Unverifiable or uncertain points
- Scope and exact number of affected users: Microsoft’s advisories and community reports show the issue affects many users, particularly those with POP accounts, but there is no public, verifiable metric (percentage of installs or number of tickets) published. Any claim that “millions” or a specific user count are affected would be speculative without internal telemetry or Microsoft release metrics. This lack of quantification should make organizations treat the risk seriously while acknowledging they may or may not be affected depending on their profile composition. Caution advised.
Long-term implications and takeaways
- IT modernization imperative: The incident reinforces the long-term risk of relying on legacy protocols like POP. Organizations still using POP should plan migration strategies to modern protocols (IMAP, Exchange/Microsoft 365) to reduce single-point fragility tied to old code paths.
- Hardening update pipelines: Enterprises should review update ring strategies and accelerate adoption of test/validation rings that include real-world email workflows — especially encrypted messaging and legacy account types — before a broad rollout. KIR is useful, but preventing regressions through more extensive pre-release testing would reduce operational fallout.

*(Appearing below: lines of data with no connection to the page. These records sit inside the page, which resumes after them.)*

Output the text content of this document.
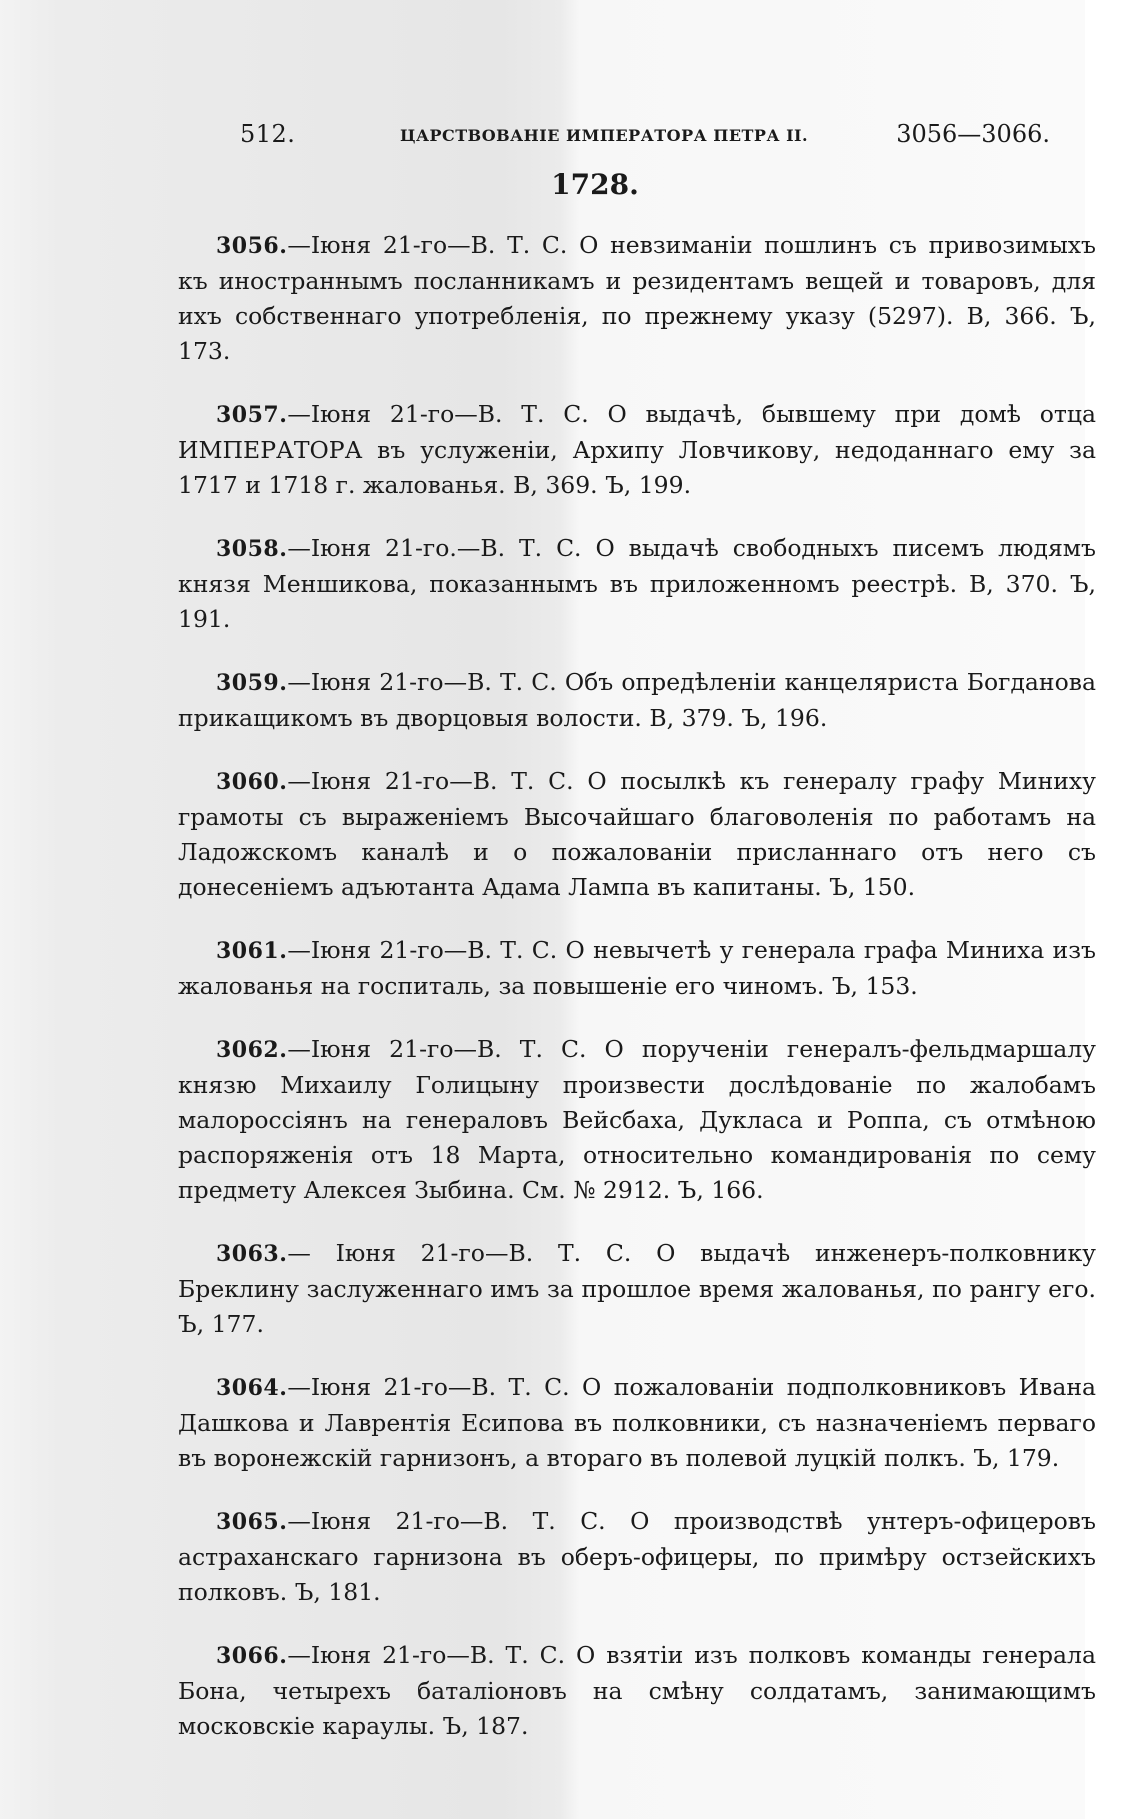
512.	ЦАРСТВОВАНІЕ ИМПЕРАТОРА ПЕТРА II.	3056—3066.
1728.

3056.—Іюня 21-го—В. Т. С. О невзиманіи пошлинъ съ привозимыхъ къ иностраннымъ посланникамъ и резидентамъ вещей и товаровъ, для ихъ собственнаго употребленія, по прежнему указу (5297). В, 366. Ъ, 173.

3057.—Іюня 21-го—В. Т. С. О выдачѣ, бывшему при домѣ отца ИМПЕРАТОРА въ услуженіи, Архипу Ловчикову, недоданнаго ему за 1717 и 1718 г. жалованья. В, 369. Ъ, 199.

3058.—Іюня 21-го.—В. Т. С. О выдачѣ свободныхъ писемъ людямъ князя Меншикова, показаннымъ въ приложенномъ реестрѣ. В, 370. Ъ, 191.

3059.—Іюня 21-го—В. Т. С. Объ опредѣленіи канцеляриста Богданова прикащикомъ въ дворцовыя волости. В, 379. Ъ, 196.

3060.—Іюня 21-го—В. Т. С. О посылкѣ къ генералу графу Миниху грамоты съ выраженіемъ Высочайшаго благоволенія по работамъ на Ладожскомъ каналѣ и о пожалованіи присланнаго отъ него съ донесеніемъ адъютанта Адама Лампа въ капитаны. Ъ, 150.

3061.—Іюня 21-го—В. Т. С. О невычетѣ у генерала графа Миниха изъ жалованья на госпиталь, за повышеніе его чиномъ. Ъ, 153.

3062.—Іюня 21-го—В. Т. С. О порученіи генералъ-фельдмаршалу князю Михаилу Голицыну произвести дослѣдованіе по жалобамъ малороссіянъ на генераловъ Вейсбаха, Дукласа и Роппа, съ отмѣною распоряженія отъ 18 Марта, относительно командированія по сему предмету Алексея Зыбина. См. № 2912. Ъ, 166.

3063.— Іюня 21-го—В. Т. С. О выдачѣ инженеръ-полковнику Бреклину заслуженнаго имъ за прошлое время жалованья, по рангу его. Ъ, 177.

3064.—Іюня 21-го—В. Т. С. О пожалованіи подполковниковъ Ивана Дашкова и Лаврентія Есипова въ полковники, съ назначеніемъ перваго въ воронежскій гарнизонъ, а втораго въ полевой луцкій полкъ. Ъ, 179.

3065.—Іюня 21-го—В. Т. С. О производствѣ унтеръ-офицеровъ астраханскаго гарнизона въ оберъ-офицеры, по примѣру остзейскихъ полковъ. Ъ, 181.

3066.—Іюня 21-го—В. Т. С. О взятіи изъ полковъ команды генерала Бона, четырехъ баталіоновъ на смѣну солдатамъ, занимающимъ московскіе караулы. Ъ, 187.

- Better user guidance and automation: Microsoft and vendors can reduce helpdesk load by improving auto-diagnostic tools and in-client guidance when a breaking change is detected. Administrators should also automate rollback and remediation scripts for well-understood scenarios to speed recovery.
Bottom line
Two separate update paths converged this month to create a real and immediate problem for classic Outlook users: a Windows 11 cumulative update (KB5074109) that introduced POP-account hangs and freezes, and an Outlook Current Channel update that blocked “Encrypt Only” emails in the Reading Pane. Microsoft has acknowledged both regressions and published support guidance and temporary workarounds, including a Known Issue Rollback for enterprise environments and rollback instructions for Office clients. Administrators should evaluate exposure, pause or block problematic updates in managed environments where necessary, deploy KIR or uninstall the update per Microsoft guidance if you are impacted, and prefer web-based or alternate encryption paths for sensitive mail until permanent fixes are released.Quick checklist — What to do right now
- Identify if you use POP accounts in classic Outlook; if yes, treat the update as high priority.
- For encrypted messages, avoid File > Encrypt on affected Outlook builds; use Options > Encrypt or Outlook on the web.
- If you are impacted and cannot wait for a patch, follow Microsoft’s uninstall or DISM removal guidance, or apply KIR in enterprise environments. Back up PSTs before proceeding.
- Monitor Microsoft’s support pages and change logs for updates marked Fixed; once Microsoft ships the corrective update, apply it via your validated deployment path.